Lengthening the life of high capacity silicon electrodes in rechargeable lithium batteries
A new study will help researchers create longer-lasting, higher-capacity lithium rechargeable batteries, which are commonly used in consumer electronics. In a study published in the journal ACS Nano, researchers showed how a coating that makes high capacity silicon electrodes more durable could lead to a replacement for lower-capacity graphite electrodes.
"Understanding how the coating works gives us an indication of the direction we need to move in to overcome the problems with silicon electrodes," said materials scientist Chongmin Wang of the Department of Energy's Pacific Northwest National Laboratory.
Thanks to its high electrical capacity potential, silicon is one of the hottest things in lithium ion battery development these days. Replacing the graphite electrode in rechargeable lithium batteries with silicon could increase the capacity ten-fold, making them last many hours longer before they run out of juice. The problem? Silicon electrodes aren't very durable—after a few dozen recharges, they can no longer hold electricity.
That's partly due to how silicon takes up lithium—like a sponge. When charging, lithium infiltrates the silicon electrode. The lithium causes the silicon electrode to swell up to three times its original size. Possibly as a result of the swelling or for other unknown reasons, the silicon fractures and breaks down.
Researchers have been using electrodes made up of tiny silicon spheres about 150 nanometers wide—about a thousand times smaller than a human hair—to overcome some of the limitations of silicon as an electrode. The small size lets silicon charge quickly and thoroughly—an improvement over earlier silicon electrodes—but only partly alleviates the fracturing problem.

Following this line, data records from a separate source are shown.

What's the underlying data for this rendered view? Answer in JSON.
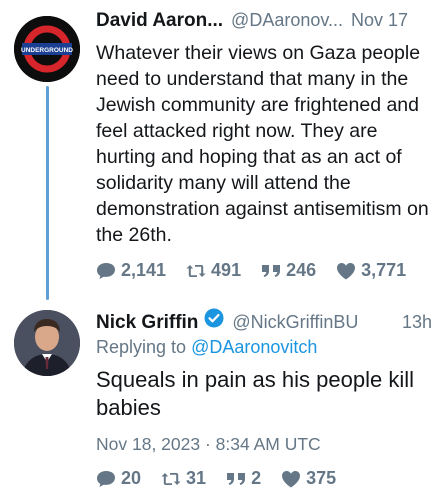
{
  "tweets": [
    {
      "name": "David Aaron...",
      "handle": "@DAaronov...",
      "time": "Nov 17",
      "text": "Whatever their views on Gaza people need to understand that many in the Jewish community are frightened and feel attacked right now. They are hurting and hoping that as an act of solidarity many will attend the demonstration against antisemitism on the 26th.",
      "replies": "2,141",
      "retweets": "491",
      "quotes": "246",
      "likes": "3,771",
      "avatar_text": "UNDERGROUND"
    },
    {
      "name": "Nick Griffin",
      "handle": "@NickGriffinBU",
      "time": "13h",
      "verified": true,
      "replying_prefix": "Replying to",
      "replying_handle": "@DAaronovitch",
      "text": "Squeals in pain as his people kill babies",
      "timestamp": "Nov 18, 2023 · 8:34 AM UTC",
      "replies": "20",
      "retweets": "31",
      "quotes": "2",
      "likes": "375"
    }
  ],
  "colors": {
    "accent": "#1b95e0",
    "thread_line": "#5f9fd6",
    "muted": "#657786"
  },
  "icons": [
    "reply-icon",
    "retweet-icon",
    "quote-icon",
    "heart-icon",
    "verified-icon"
  ]
}
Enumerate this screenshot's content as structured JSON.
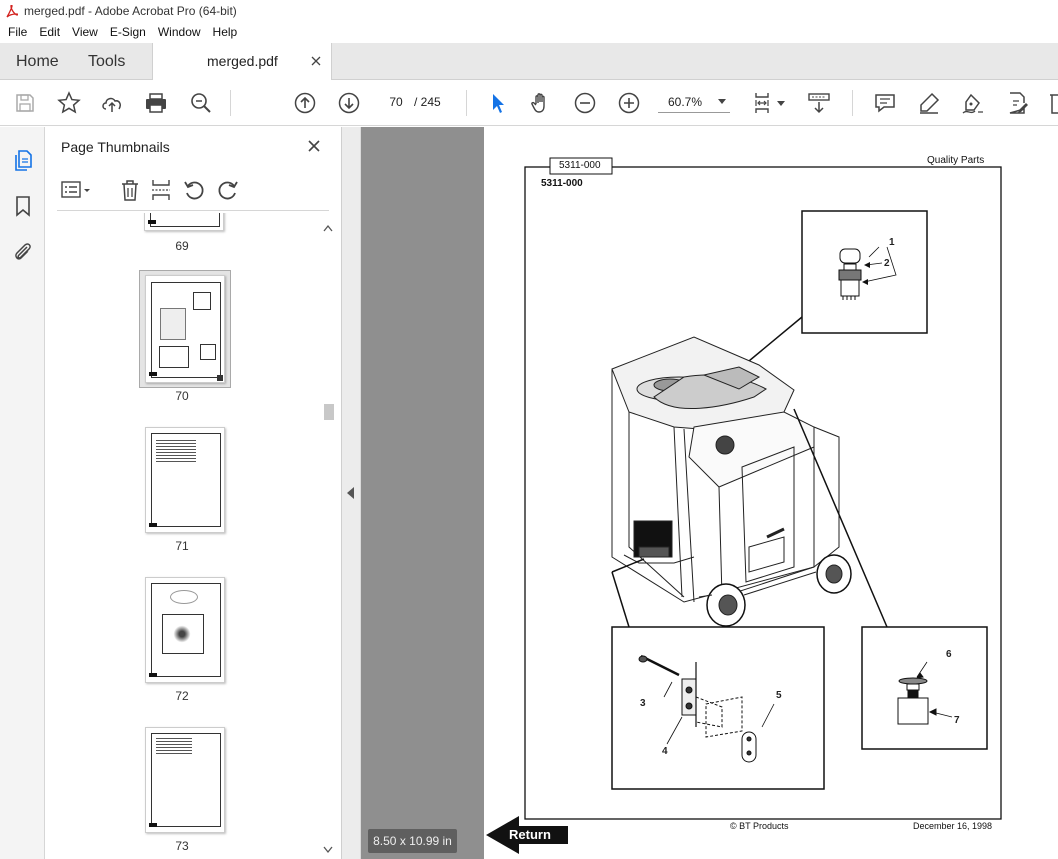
{
  "window": {
    "title": "merged.pdf - Adobe Acrobat Pro (64-bit)"
  },
  "menu": {
    "items": [
      "File",
      "Edit",
      "View",
      "E-Sign",
      "Window",
      "Help"
    ]
  },
  "tabs": {
    "home": "Home",
    "tools": "Tools",
    "document": "merged.pdf"
  },
  "toolbar": {
    "current_page": "70",
    "page_total": "/  245",
    "zoom": "60.7%"
  },
  "sidebar": {
    "panel_title": "Page Thumbnails",
    "thumbnails": [
      {
        "page": "69"
      },
      {
        "page": "70"
      },
      {
        "page": "71"
      },
      {
        "page": "72"
      },
      {
        "page": "73"
      }
    ]
  },
  "document_page": {
    "tab_label": "5311-000",
    "part_number": "5311-000",
    "header_right": "Quality Parts",
    "callouts": [
      "1",
      "2",
      "3",
      "4",
      "5",
      "6",
      "7"
    ],
    "footer_center": "© BT Products",
    "footer_right": "December 16, 1998",
    "return_button": "Return"
  },
  "status": {
    "page_size": "8.50 x 10.99 in"
  },
  "colors": {
    "accent_blue": "#1473e6",
    "acrobat_red": "#d3231f",
    "viewer_gray": "#8f8f8f"
  }
}
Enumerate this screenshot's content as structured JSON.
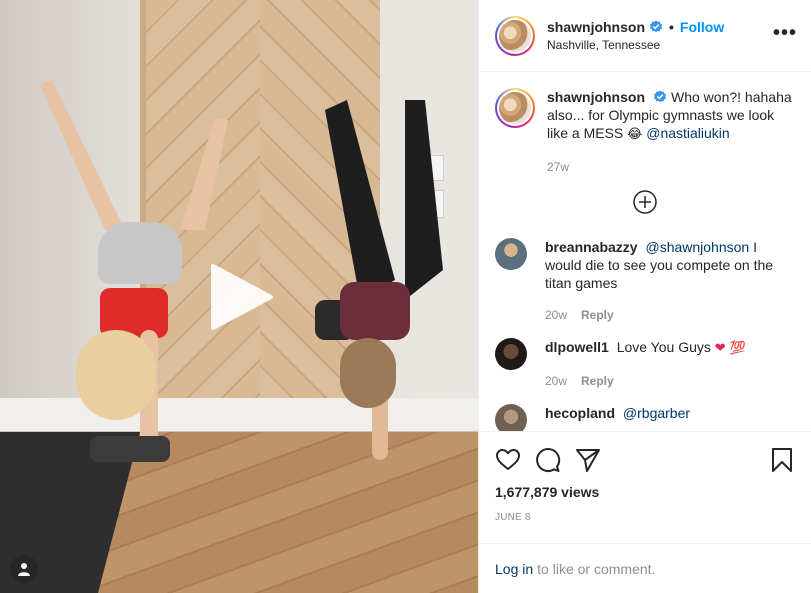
{
  "post": {
    "author": {
      "username": "shawnjohnson",
      "location": "Nashville, Tennessee",
      "follow_label": "Follow",
      "separator": "•",
      "more_label": "•••"
    },
    "caption": {
      "username": "shawnjohnson",
      "text_before": "Who won?! hahaha also... for Olympic gymnasts we look like a MESS",
      "emoji": "😂",
      "mention": "@nastialiukin",
      "age": "27w"
    },
    "comments": [
      {
        "username": "breannabazzy",
        "mention": "@shawnjohnson",
        "text": "I would die to see you compete on the titan games",
        "age": "20w",
        "reply_label": "Reply",
        "avatar_color": "#6f8a9e"
      },
      {
        "username": "dlpowell1",
        "text": "Love You Guys",
        "emoji": "❤ 💯",
        "age": "20w",
        "reply_label": "Reply",
        "avatar_color": "#3a2a24"
      },
      {
        "username": "hecopland",
        "mention": "@rbgarber",
        "avatar_color": "#8a7a6a"
      }
    ],
    "views": "1,677,879 views",
    "date": "JUNE 8",
    "login": {
      "link": "Log in",
      "text": "to like or comment."
    }
  },
  "icons": {
    "verified": "verified-badge-icon",
    "more": "more-options-icon",
    "load_more": "plus-circle-icon",
    "like": "heart-icon",
    "comment": "comment-icon",
    "share": "share-icon",
    "save": "bookmark-icon",
    "play": "play-icon",
    "user_tag": "user-tag-icon"
  },
  "colors": {
    "link_blue": "#0095f6",
    "mention_blue": "#00376b",
    "meta_gray": "#8e8e8e",
    "text": "#262626"
  }
}
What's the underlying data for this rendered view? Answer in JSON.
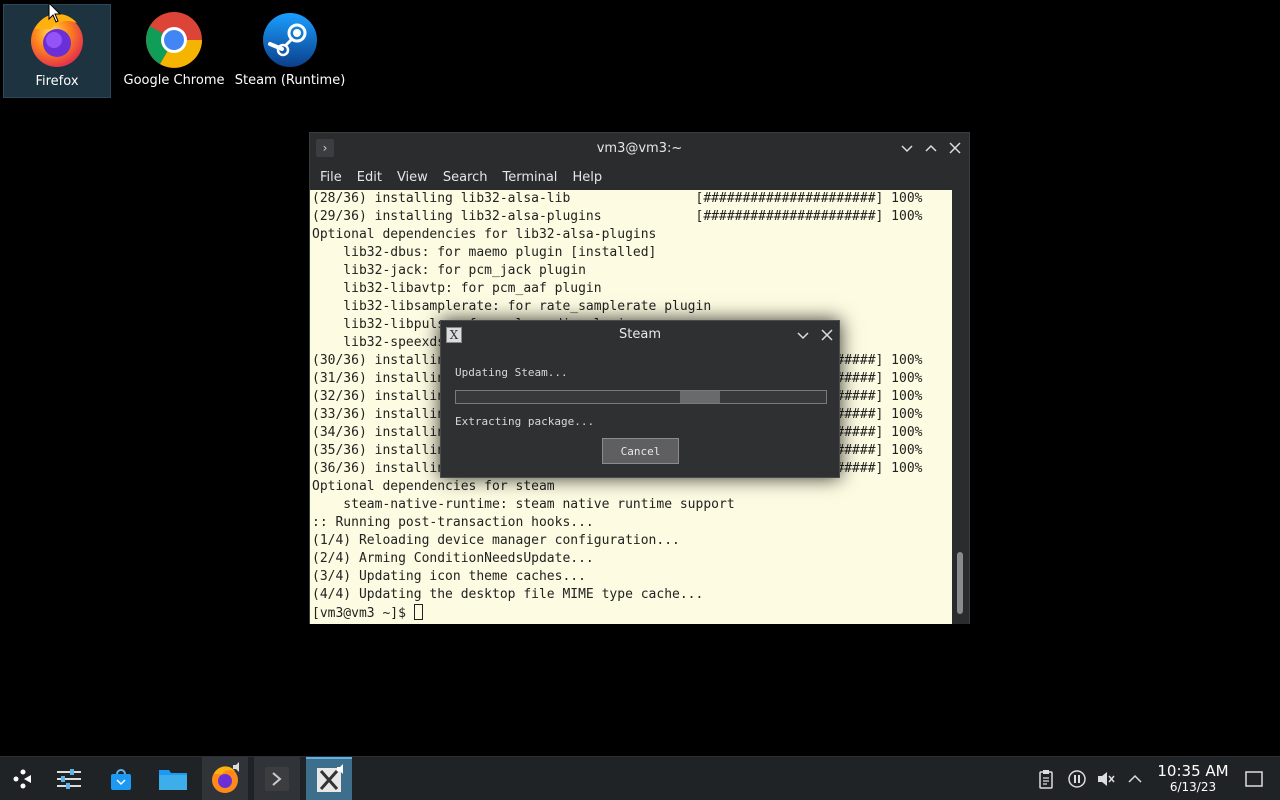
{
  "desktop": {
    "icons": [
      {
        "label": "Firefox"
      },
      {
        "label": "Google Chrome"
      },
      {
        "label": "Steam (Runtime)"
      }
    ]
  },
  "terminal": {
    "title": "vm3@vm3:~",
    "menu": [
      "File",
      "Edit",
      "View",
      "Search",
      "Terminal",
      "Help"
    ],
    "lines": [
      "(28/36) installing lib32-alsa-lib                [######################] 100%",
      "(29/36) installing lib32-alsa-plugins            [######################] 100%",
      "Optional dependencies for lib32-alsa-plugins",
      "    lib32-dbus: for maemo plugin [installed]",
      "    lib32-jack: for pcm_jack plugin",
      "    lib32-libavtp: for pcm_aaf plugin",
      "    lib32-libsamplerate: for rate_samplerate plugin",
      "    lib32-libpulse: for pulseaudio plugin         s",
      "    lib32-speexdsp",
      "(30/36) installing lib32-libnm                   [######################] 100%",
      "(31/36) installing lib32-libva                   [######################] 100%",
      "(32/36) installing lib32-libvdpau                [######################] 100%",
      "(33/36) installing lib32-libxss                  [######################] 100%",
      "(34/36) installing lib32-mesa                    [######################] 100%",
      "(35/36) installing lib32-nss                     [######################] 100%",
      "(36/36) installing steam                         [######################] 100%",
      "Optional dependencies for steam",
      "    steam-native-runtime: steam native runtime support",
      ":: Running post-transaction hooks...",
      "(1/4) Reloading device manager configuration...",
      "(2/4) Arming ConditionNeedsUpdate...",
      "(3/4) Updating icon theme caches...",
      "(4/4) Updating the desktop file MIME type cache...",
      "[vm3@vm3 ~]$ "
    ]
  },
  "steam_dialog": {
    "title": "Steam",
    "status": "Updating Steam...",
    "progress": 0.66,
    "detail": "Extracting package...",
    "cancel_label": "Cancel"
  },
  "taskbar": {
    "time": "10:35 AM",
    "date": "6/13/23"
  }
}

Last year, materials scientist Chunmei Ban and her colleagues at the National Renewable Energy Laboratory in Golden, Colorado, and the University of Colorado, Boulder found that they could cover silicon nanoparticles with a rubber-like coating made from aluminum glycerol. The coated silicon particles lasted at least five times longer—uncoated particles died by 30 cycles, but the coated ones still carried a charge after 150 cycles.
Researchers did not know how this coating improved the performance of the silicon nanoparticles. The nanoparticles naturally grow a hard shell of silicon oxide on their surface, much like stainless steel forms a protective layer of chromium oxide on its surface. No one understood if the oxide layer interfered with electrode performance, and if so, how the rubbery coating improved it.
To better understand how the coating worked, PNNL's Wang and colleagues, including Ban, turned to expertise and a unique instrument at EMSL, DOE's Environmental Molecular Sciences Laboratory, a DOE Office of Science User Facility at PNNL.
Ban's group—which developed the coating for silicon electrodes, called alucone, and is currently the only group that can create alucone-coated silicon particles—took high magnification images of the particles in an electron microscope. But Wang's team has a microscope that can view the particles in action, while they are being charged and discharged. So, Yang He from the University of Pittsburgh explored the coated silicon nanoparticles in action at EMSL.
The team discovered that, without the alucone coating, the oxide shell prevents silicon from expanding and limits how much lithium the particle can take in when a battery charges. At the same time, they found that the alucone coating softens the particles, making it easier for them to expand and shrink with lithium.
And the microscopic images revealed something else—the rubbery alucone replaces the hard oxide. That allows the silicon to expand and contract during charging and discharging, preventing fracturing.
"We were amazed that the oxide was removed," said Wang. "Normally it's hard to remove an oxide. You have to use acid to do that. But this molecular deposition method that coats the particles completely changed the protective layer."
In addition, the particles with the oxide shells tend to merge together during charging, increasing their size and preventing lithium from permeating the silicon. The rubbery coating kept the particles separated, allowing them to function optimally.